But only last week did the full force of Vance’s spiritual reversal become apparent: “I think our people hate the right people,” he told The American Conservative magazine.
“Our people” might be understood broadly as the Republican base, while those he sees as worthy of contempt might be understood broadly as leftists and members of the coastal elite. Reached for comment, his campaign press secretary affirmed that “JD Vance strongly believes that the political, financial and Big Tech elites…deserve nothing but our scorn and hatred.”
By suggesting that antipathy toward the correct out-group is itself a moral imperative, Vance was engaging a powerful political current that has recently resurfaced within the conservative movement. He is not the first to be swept up in it…
Students of intellectual history may be picking up a hair-raising resonance. The new illiberal conservatives have (sometimes quite explicitly) taken a page out of the book of Carl Schmitt, an anti-modernist, pro-authoritarian German political philosopher known for insisting that the core distinction of politics “is that between friend and enemy.”

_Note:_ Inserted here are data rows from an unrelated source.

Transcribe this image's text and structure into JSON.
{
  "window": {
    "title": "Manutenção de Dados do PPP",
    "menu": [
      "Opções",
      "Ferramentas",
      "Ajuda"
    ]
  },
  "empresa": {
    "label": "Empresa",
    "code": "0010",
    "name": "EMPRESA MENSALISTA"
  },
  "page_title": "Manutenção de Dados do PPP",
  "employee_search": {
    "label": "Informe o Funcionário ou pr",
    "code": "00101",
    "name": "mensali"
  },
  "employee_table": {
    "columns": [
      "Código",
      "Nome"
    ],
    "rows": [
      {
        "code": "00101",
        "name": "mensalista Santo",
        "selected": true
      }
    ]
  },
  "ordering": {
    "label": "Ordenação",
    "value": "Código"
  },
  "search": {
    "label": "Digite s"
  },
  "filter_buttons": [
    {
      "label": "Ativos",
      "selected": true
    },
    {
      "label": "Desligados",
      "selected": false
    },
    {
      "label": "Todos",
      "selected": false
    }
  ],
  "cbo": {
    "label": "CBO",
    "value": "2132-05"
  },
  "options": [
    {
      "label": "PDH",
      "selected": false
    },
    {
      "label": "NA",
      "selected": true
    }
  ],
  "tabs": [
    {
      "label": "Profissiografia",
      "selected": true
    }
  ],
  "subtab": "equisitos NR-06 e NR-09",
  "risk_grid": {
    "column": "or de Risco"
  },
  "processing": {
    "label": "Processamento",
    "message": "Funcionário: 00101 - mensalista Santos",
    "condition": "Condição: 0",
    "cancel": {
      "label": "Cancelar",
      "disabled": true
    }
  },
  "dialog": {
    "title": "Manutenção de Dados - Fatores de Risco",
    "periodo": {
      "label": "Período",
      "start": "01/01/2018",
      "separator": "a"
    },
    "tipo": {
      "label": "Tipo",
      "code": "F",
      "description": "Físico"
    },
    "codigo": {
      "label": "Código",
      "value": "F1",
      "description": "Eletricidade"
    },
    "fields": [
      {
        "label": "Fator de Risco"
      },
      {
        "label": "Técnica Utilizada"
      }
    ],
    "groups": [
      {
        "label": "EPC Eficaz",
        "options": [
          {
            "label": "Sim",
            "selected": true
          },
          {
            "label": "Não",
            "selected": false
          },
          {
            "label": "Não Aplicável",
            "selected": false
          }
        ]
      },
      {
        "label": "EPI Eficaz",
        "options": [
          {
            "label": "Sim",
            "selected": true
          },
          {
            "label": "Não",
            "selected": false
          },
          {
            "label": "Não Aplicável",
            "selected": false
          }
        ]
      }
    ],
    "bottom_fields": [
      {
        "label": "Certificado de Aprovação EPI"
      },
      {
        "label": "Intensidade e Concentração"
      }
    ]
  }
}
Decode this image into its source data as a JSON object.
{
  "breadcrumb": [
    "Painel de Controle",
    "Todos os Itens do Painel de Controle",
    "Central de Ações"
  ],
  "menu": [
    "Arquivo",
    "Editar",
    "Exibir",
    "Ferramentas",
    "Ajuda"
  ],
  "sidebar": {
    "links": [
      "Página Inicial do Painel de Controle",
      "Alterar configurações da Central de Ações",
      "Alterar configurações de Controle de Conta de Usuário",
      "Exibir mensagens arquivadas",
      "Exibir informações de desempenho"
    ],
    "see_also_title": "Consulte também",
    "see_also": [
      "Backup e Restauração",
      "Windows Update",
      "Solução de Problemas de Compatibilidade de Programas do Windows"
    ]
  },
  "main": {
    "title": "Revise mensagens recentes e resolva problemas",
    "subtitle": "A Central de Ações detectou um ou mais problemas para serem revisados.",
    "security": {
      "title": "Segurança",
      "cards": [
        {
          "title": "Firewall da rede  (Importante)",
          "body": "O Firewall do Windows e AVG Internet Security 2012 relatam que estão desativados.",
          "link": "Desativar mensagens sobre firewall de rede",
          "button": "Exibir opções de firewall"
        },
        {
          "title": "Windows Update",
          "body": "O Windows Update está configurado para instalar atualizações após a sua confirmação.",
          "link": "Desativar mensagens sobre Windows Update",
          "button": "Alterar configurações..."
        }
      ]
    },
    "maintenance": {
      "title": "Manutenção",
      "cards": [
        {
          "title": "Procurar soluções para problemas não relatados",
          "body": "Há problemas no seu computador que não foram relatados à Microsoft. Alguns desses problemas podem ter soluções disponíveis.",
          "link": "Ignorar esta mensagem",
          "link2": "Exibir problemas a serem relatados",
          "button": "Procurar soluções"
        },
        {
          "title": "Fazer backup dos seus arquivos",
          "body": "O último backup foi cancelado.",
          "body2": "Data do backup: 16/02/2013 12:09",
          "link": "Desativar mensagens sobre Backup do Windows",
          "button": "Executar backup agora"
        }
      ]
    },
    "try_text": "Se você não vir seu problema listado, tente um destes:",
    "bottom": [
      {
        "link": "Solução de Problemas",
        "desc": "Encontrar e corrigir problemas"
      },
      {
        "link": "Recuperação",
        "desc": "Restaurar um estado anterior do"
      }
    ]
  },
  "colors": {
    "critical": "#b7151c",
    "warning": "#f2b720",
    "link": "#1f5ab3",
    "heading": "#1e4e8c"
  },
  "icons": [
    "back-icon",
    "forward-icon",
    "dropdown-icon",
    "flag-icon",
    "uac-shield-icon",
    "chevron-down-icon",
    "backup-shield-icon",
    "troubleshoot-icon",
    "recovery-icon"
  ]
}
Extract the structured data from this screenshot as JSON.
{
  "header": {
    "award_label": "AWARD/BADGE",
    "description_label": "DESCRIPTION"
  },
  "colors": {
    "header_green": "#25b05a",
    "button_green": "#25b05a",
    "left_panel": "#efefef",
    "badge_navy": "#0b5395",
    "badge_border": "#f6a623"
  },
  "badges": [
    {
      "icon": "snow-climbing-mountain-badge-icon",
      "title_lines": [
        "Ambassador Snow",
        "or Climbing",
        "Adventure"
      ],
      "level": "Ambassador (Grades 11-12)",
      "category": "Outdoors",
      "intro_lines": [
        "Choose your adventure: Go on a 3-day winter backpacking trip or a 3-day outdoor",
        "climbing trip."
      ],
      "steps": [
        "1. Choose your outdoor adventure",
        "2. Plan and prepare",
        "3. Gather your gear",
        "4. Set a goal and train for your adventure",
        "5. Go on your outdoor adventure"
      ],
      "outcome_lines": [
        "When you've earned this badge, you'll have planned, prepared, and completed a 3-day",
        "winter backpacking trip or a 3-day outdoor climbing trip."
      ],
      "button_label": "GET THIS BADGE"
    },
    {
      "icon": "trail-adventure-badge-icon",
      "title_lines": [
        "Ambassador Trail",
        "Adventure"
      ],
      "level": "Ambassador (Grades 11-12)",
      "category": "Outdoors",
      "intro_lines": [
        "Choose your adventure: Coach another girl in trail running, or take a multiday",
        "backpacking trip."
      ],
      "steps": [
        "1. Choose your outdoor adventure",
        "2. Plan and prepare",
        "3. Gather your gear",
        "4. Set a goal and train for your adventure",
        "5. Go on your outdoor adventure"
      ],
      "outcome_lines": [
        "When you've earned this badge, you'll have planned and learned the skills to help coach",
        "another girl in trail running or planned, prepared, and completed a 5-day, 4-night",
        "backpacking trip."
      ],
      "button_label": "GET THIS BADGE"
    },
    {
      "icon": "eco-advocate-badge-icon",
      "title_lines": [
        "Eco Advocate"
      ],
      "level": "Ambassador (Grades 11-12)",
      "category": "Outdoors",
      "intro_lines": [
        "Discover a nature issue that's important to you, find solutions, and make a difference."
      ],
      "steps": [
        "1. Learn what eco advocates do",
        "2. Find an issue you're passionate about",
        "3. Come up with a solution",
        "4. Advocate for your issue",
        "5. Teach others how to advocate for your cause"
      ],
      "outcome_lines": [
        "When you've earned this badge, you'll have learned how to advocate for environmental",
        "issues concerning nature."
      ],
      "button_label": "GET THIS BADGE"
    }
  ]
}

It’s occasionally said that Schmitt’s ideas were meant to be descriptive, not normative. Yet he plainly believed that blowing up constitutional limitations on the executive and withholding mercy from the out-group were the legitimate province of a sovereign state. Democracy, he once wrote, “necessarily involves first homogeneity and secondly—if necessary—the elimination or annihilation of heterogeneity.”